Me interesan los grupos y la discontinuidad entre el individuo y el grupo, y cómo un líder puede ser una palanca de cambio para el crecimiento personal y, por consiguiente, del grupo. Es una de las áreas en las que más tiempo invierto estudiando y enseñando, por eso soy entrenador y me dedico a la transformación, en este caso, digital. En este contexto, estoy leyendo sobre la diferencia entre líderes transaccionales y transformacionales, una distinción que originalmente planteó James MacGregor Burns y que Bernard Bass desarrolló después como teoría de liderazgo, y me ha llamado poderosamente la atención lo que plantea.
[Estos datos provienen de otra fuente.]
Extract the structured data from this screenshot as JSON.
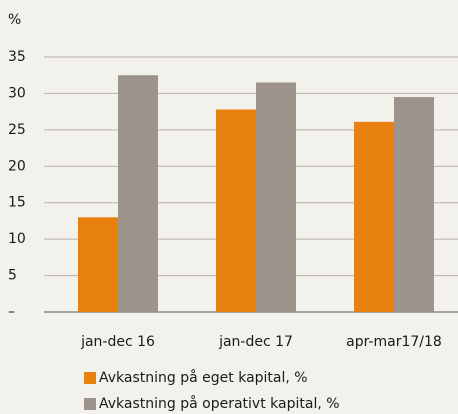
{
  "chart_data": {
    "type": "bar",
    "y_label": "%",
    "categories": [
      "jan-dec 16",
      "jan-dec 17",
      "apr-mar17/18"
    ],
    "series": [
      {
        "name": "Avkastning på eget kapital, %",
        "color": "#e8800f",
        "values": [
          13,
          27.8,
          26.1
        ]
      },
      {
        "name": "Avkastning på operativt kapital, %",
        "color": "#9c938a",
        "values": [
          32.5,
          31.5,
          29.5
        ]
      }
    ],
    "ylim": [
      0,
      35
    ],
    "yticks": [
      {
        "value": 0,
        "label": "–"
      },
      5,
      10,
      15,
      20,
      25,
      30,
      35
    ],
    "grid": true
  }
}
El primero es puro intercambio, tú me das, yo te doy. Castigo / Recompensa, Quid Pro Quo. Es el estilo que más domina y es un perfil para el cual la palabra líder le queda muy grande, es un gestor. Tiene un proceso que ha de controlar con sus KPI, tablero de mando o Power BI, y no hay mucha más literatura al respecto. Yo tengo un equipo de personas que entrega paquetes del punto A al punto B.

En cambio, el que me hace soñar, el que me motiva, el que me interesa, es el que transforma no solo la organización sino las personas. Es cierto que lo veo muy influenciado por la importancia de vivir y sentir unos principios morales propios. Como ya escribí en El setenta por ciento del éxito no está en la técnica, está en la relación, la técnica pesa menos de lo que creemos. Lo que sostiene el cambio es la relación.
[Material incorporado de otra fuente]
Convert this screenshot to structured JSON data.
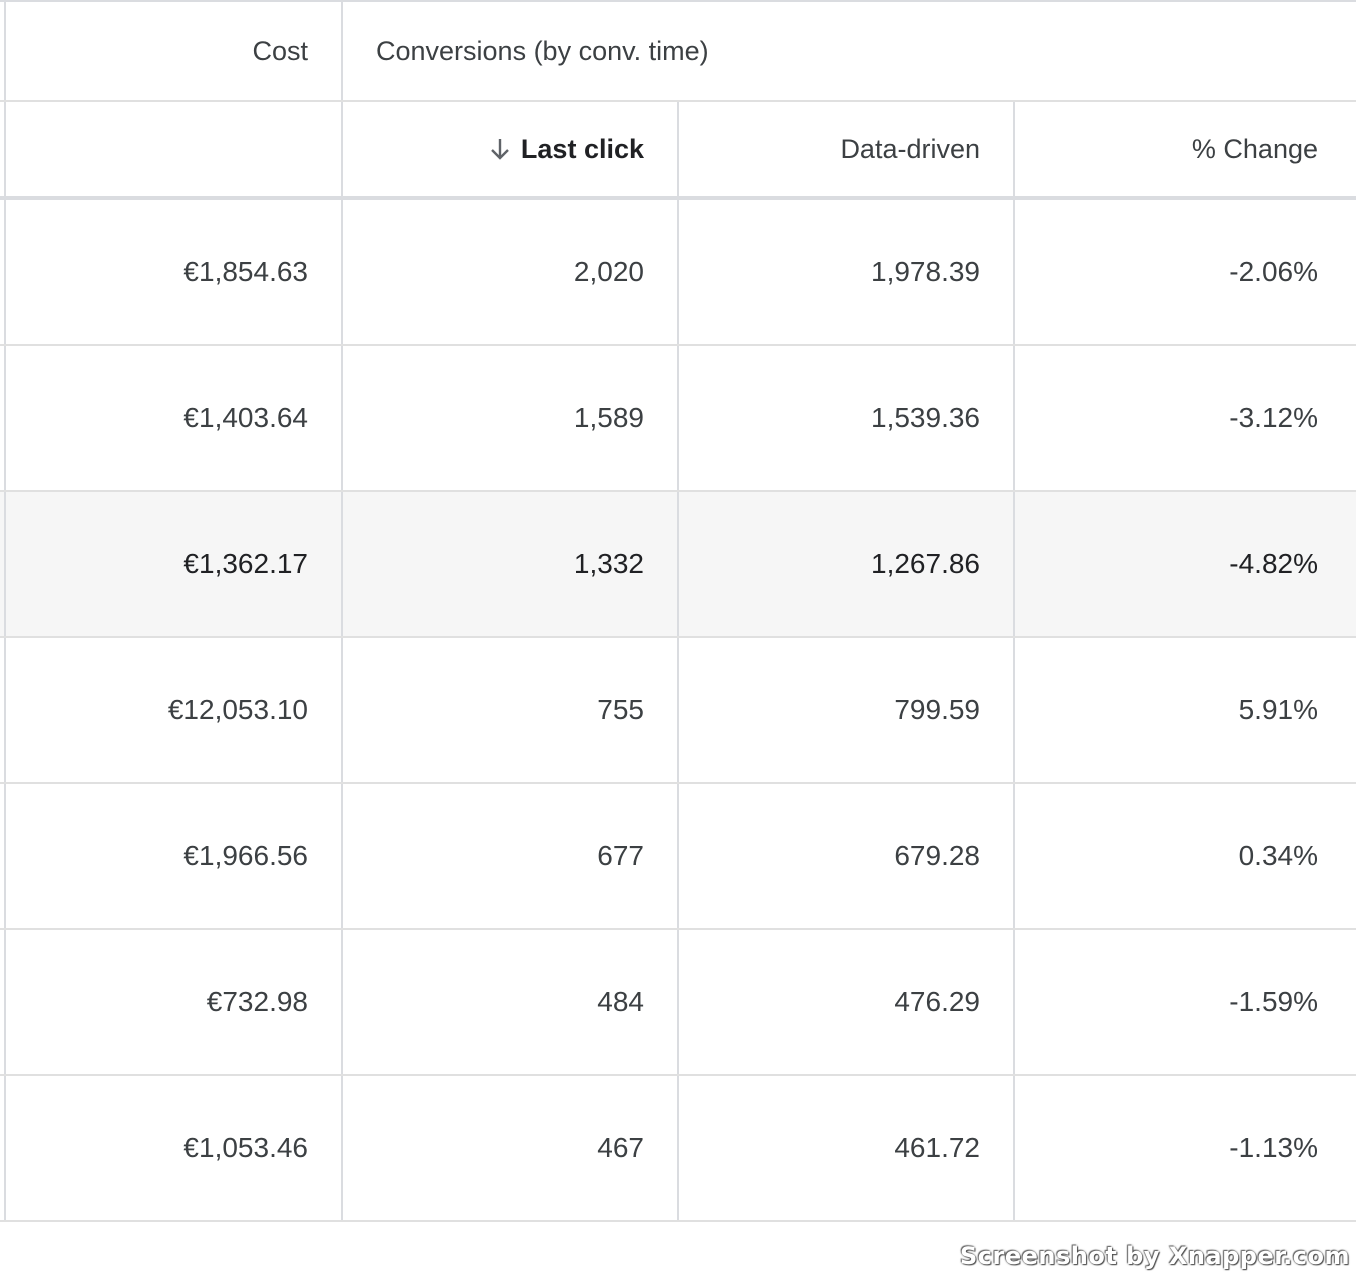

Este tipo de líderes no solo hará que lleves X bultos del almacén A al destino B sino que lo hará con propósito, con significado, y esto llevará a una transformación de la persona, y por tanto, de la organización. Crea visiones colectivas que cambian el ecosistema de dentro hacia afuera.

Son estos, los locos, los visionarios, los que tienen alma que se les sale por los ojos explicando y contagiando sus ganas, los que hacen crecer al mundo, los que nos llevan un poco más lejos. A veces en dirección contraria, pero sacuden el mundo en el que vives y ya nada vuelve a ser lo mismo.
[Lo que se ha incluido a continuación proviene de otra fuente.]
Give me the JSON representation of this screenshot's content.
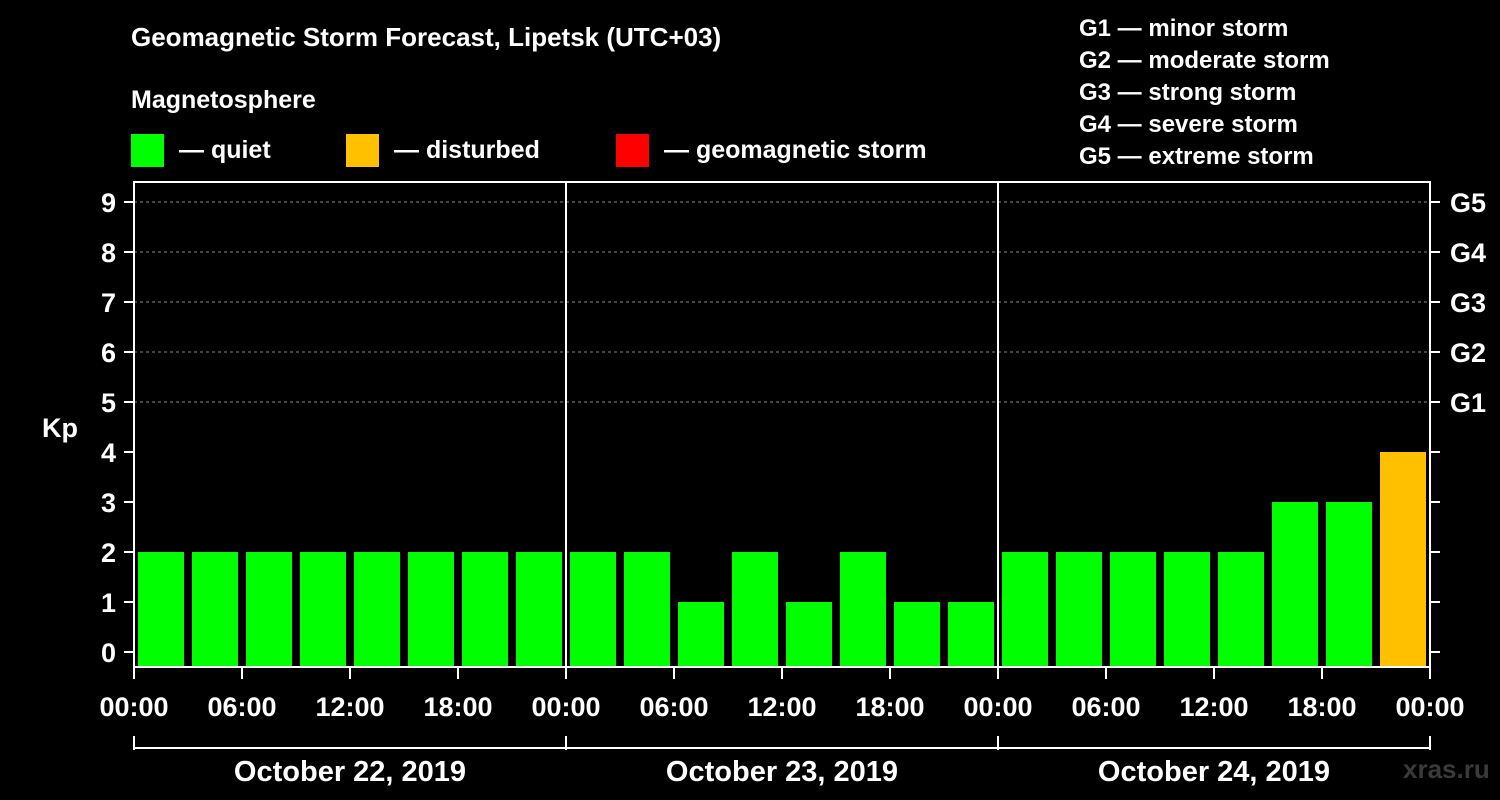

Acudiendo a mi carrera profesional y viendo los datos objetivos, al aplicar primero la transformación al individuo es cuando he conseguido los cambios en el grupo y que estos sean sostenibles. Primero persona, luego grupo. Pero también al revés: la seguridad psicológica del grupo es lo que permite que el individuo se atreva a confiar. Van juntas, se alimentan mutuamente. Es la misma lógica sobre la que construimos el método Ona Mind: las competencias emocionales y mentales se entrenan primero en la persona, y desde ahí se sostiene el equipo.

Tengo claro que soy de los que buscan esto último, no me conformo con que mi equipo haga el trabajo, quiero que lo sientan, que vean que son parte de algo más, y que ellos mismos son más de lo que se autodefinen. Retarlos a crecer, retarlos a cambiar las normas, darles la fuerza para que crezcan sin tener que decirles adónde, sino que crezcan sin miedo para alcanzar las metas que ellos mismos quieran ponerse, pero sin falsas modestias. A nadie beneficia que la gente solo brille a medias, solo a los líderes cobardes y temerosos de su propia capacidad.

Porque mi trabajo como líder no es salir en la foto. Es que cada persona de mi equipo sepa que es un activo importante, que es valiosa, que se la respeta. Es preguntarle qué quiere hacer, y darle los recursos para que ande su propio camino. Lo he intentado así en cada grupo que he liderado -Intercom, Bol, ICTnet, Viadeo, Pragma- y con todos, sin excepción, ha funcionado.

Y cuando veo la carrera profesional de alguien de mi equipo, no pienso que parte del mérito sea mío, al contrario. Pero sí me hace sentir bien conmigo mismo saber que, cuando das confianza, la gente responde con creces y vuela más alto de lo que nadie pensaba.

Y a ti, ¿tu equipo sabe que es más que un número?